Il est très important de tenir compte de ce principe de base lorsqu'on définit les catégories d'une classification basée uniquement sur les caractéristiques spectrales. Ces catégories devraient toujours se baser sur les types de couverture (land-cover en anglais) plutôt que sur les modes d'utilisation du sol (land-use en anglais). Par exemple, une aire de stationnement et le toit goudronné d'un bâtiment correspondent à des modes d'occupation du sol très différents, mais leurs signatures spectrales sont si proches qu'ils sont susceptibles d'être classés dans la même catégorie.

Les algorithmes de classification les plus récents utilisent un arsenal de caractéristiques d'image beaucoup plus large que les seules valeurs spectrales des pixels individuels. Grâce à l’essor de l'apprentissage automatique (machine learning en anglais) et de l'intelligence artificielle, il est désormais possible d'extraire beaucoup plus d'informations d'une image numérique. Par exemple, les réseaux de neurones convolutifs permettent d’identifier certains objets dans un paysage, comme des bâtiments ou des vestiges archéologiques, grâce à des caractéristiques de forme qu'ils « apprennent » (càd qu’ils identifient et enregistrent) eux-mêmes à partir d'un grand nombre d’exemples, même si ces objets n'ont pas de propriétés spectrales univoques.
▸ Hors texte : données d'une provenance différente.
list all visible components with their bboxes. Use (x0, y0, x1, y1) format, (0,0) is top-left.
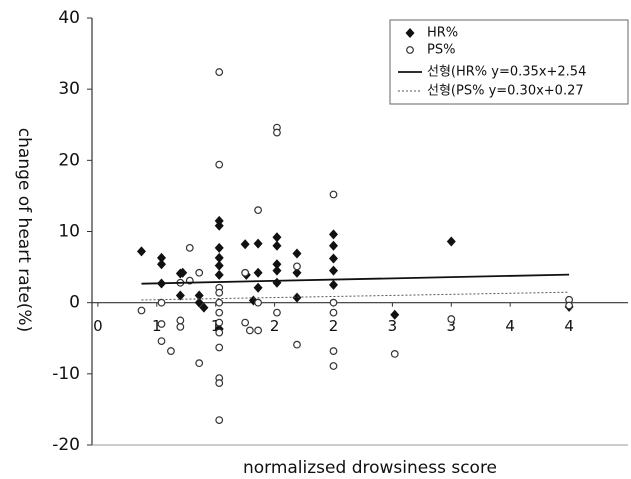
ps-point (167, 347, 175, 355)
trend-line (141, 273, 570, 285)
hr-point (390, 309, 400, 320)
ps-point (215, 416, 224, 424)
hr-point (446, 236, 456, 247)
ps-point (245, 326, 254, 335)
ps-point (215, 328, 224, 337)
hr-point (157, 252, 167, 263)
hr-point (214, 252, 224, 263)
ps-point (215, 68, 224, 76)
hr-point (199, 302, 209, 313)
hr-point (194, 290, 204, 301)
hr-point (292, 248, 302, 259)
hr-point (328, 229, 338, 240)
ps-point (195, 359, 204, 368)
hr-point (240, 239, 250, 250)
y-tick-label: 10 (58, 222, 80, 242)
hr-point (272, 240, 282, 251)
ps-point (329, 298, 338, 307)
ps-point (176, 322, 185, 331)
ps-point (390, 350, 399, 358)
ps-point (241, 318, 250, 327)
x-tick-label: 2 (270, 317, 280, 335)
ps-point (329, 362, 338, 370)
ps-point (241, 268, 250, 277)
x-tick-label: 4 (564, 317, 574, 335)
legend-label: 선형(HR% y=0.35x+2.54 (427, 65, 586, 80)
ps-point (254, 206, 263, 215)
hr-point (178, 267, 188, 278)
ps-point (157, 337, 166, 345)
x-axis-title: normalizsed drowsiness score (243, 458, 497, 478)
ps-point (293, 340, 301, 349)
hr-point (292, 292, 302, 303)
y-tick-label: 40 (58, 8, 80, 28)
x-tick-label: 3 (447, 317, 457, 335)
hr-point (175, 290, 185, 301)
ps-point (157, 298, 166, 307)
ps-point (215, 308, 224, 317)
hr-point (214, 269, 224, 280)
ps-point (329, 308, 338, 317)
x-tick-label: 0 (93, 317, 103, 335)
ps-point (137, 306, 146, 315)
hr-point (328, 253, 338, 264)
hr-point (253, 282, 263, 293)
x-tick-label: 2 (329, 317, 339, 335)
hr-point (292, 267, 302, 278)
hr-point (253, 238, 263, 249)
x-tick-label: 1 (211, 317, 221, 335)
x-tick-label: 1 (152, 317, 162, 335)
ps-point (176, 316, 185, 325)
hr-point (328, 279, 338, 290)
ps-point (215, 298, 224, 307)
ps-point (254, 298, 263, 307)
y-tick-label: -10 (52, 364, 80, 384)
ps-point (254, 326, 263, 335)
legend-symbol (406, 46, 414, 54)
ps-point (273, 308, 281, 317)
legend-box (389, 19, 629, 105)
legend-label: 선형(PS% y=0.30x+0.27 (427, 84, 584, 99)
ps-point (215, 379, 224, 387)
legend-symbol (405, 28, 415, 38)
x-tick-label: 3 (388, 317, 398, 335)
hr-point (253, 267, 263, 278)
legend-label: HR% (427, 26, 458, 41)
hr-point (136, 246, 146, 257)
hr-point (272, 265, 282, 276)
ps-point (565, 301, 573, 310)
ps-point (195, 268, 204, 277)
ps-point (329, 347, 338, 355)
trend-line (141, 291, 570, 301)
y-tick-label: 20 (58, 150, 80, 170)
y-axis-title: change of heart rate(%) (14, 128, 34, 332)
hr-point (272, 259, 282, 270)
legend-label: PS% (427, 43, 455, 58)
hr-point (272, 232, 282, 243)
ps-point (157, 320, 166, 328)
y-tick-label: 30 (58, 79, 80, 99)
hr-point (194, 297, 204, 308)
x-tick-label: 4 (505, 317, 515, 335)
ps-point (293, 262, 301, 271)
hr-point (328, 265, 338, 276)
ps-point (215, 288, 224, 297)
ps-point (273, 128, 281, 137)
ps-point (215, 160, 224, 169)
hr-point (214, 260, 224, 271)
ps-point (447, 315, 456, 323)
hr-point (328, 240, 338, 251)
ps-point (329, 190, 338, 199)
hr-point (214, 242, 224, 253)
y-tick-label: -20 (52, 435, 80, 455)
y-tick-label: 0 (69, 293, 80, 313)
hr-point (272, 277, 282, 288)
ps-point (215, 343, 224, 352)
ps-point (215, 318, 224, 327)
hr-point (214, 220, 224, 231)
ps-point (185, 243, 194, 252)
hr-point (157, 259, 167, 270)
Ces algorithmes sont également capables de segmenter ou de diviser une image en zones de pixels appartenant à la même catégorie (par exemple, rues, maisons, arbres, etc.).

Des algorithmes informatiques sophistiqués nous permettent de détecter depuis l'espace, sur des images satellites à haute résolution (ici Gaofen-2), les anciens monticules de pierre disséminés dans la vaste région de l'Altaï (Russie). Ces algorithmes utilisent l'intelligence artificielle (les "réseaux neuronaux convolutifs") pour reconnaître les formes circulaires typiques de ces vestiges archéologiques dans l'image. Source: Fen Chen et al, Automatic detection of burial mounds (kurgans) in the Altai Mountains. ISPRS Journal of Photogrammetry and Remote Sensing, Volume 177,2021, p. 217-237, ISSN 0924-2716.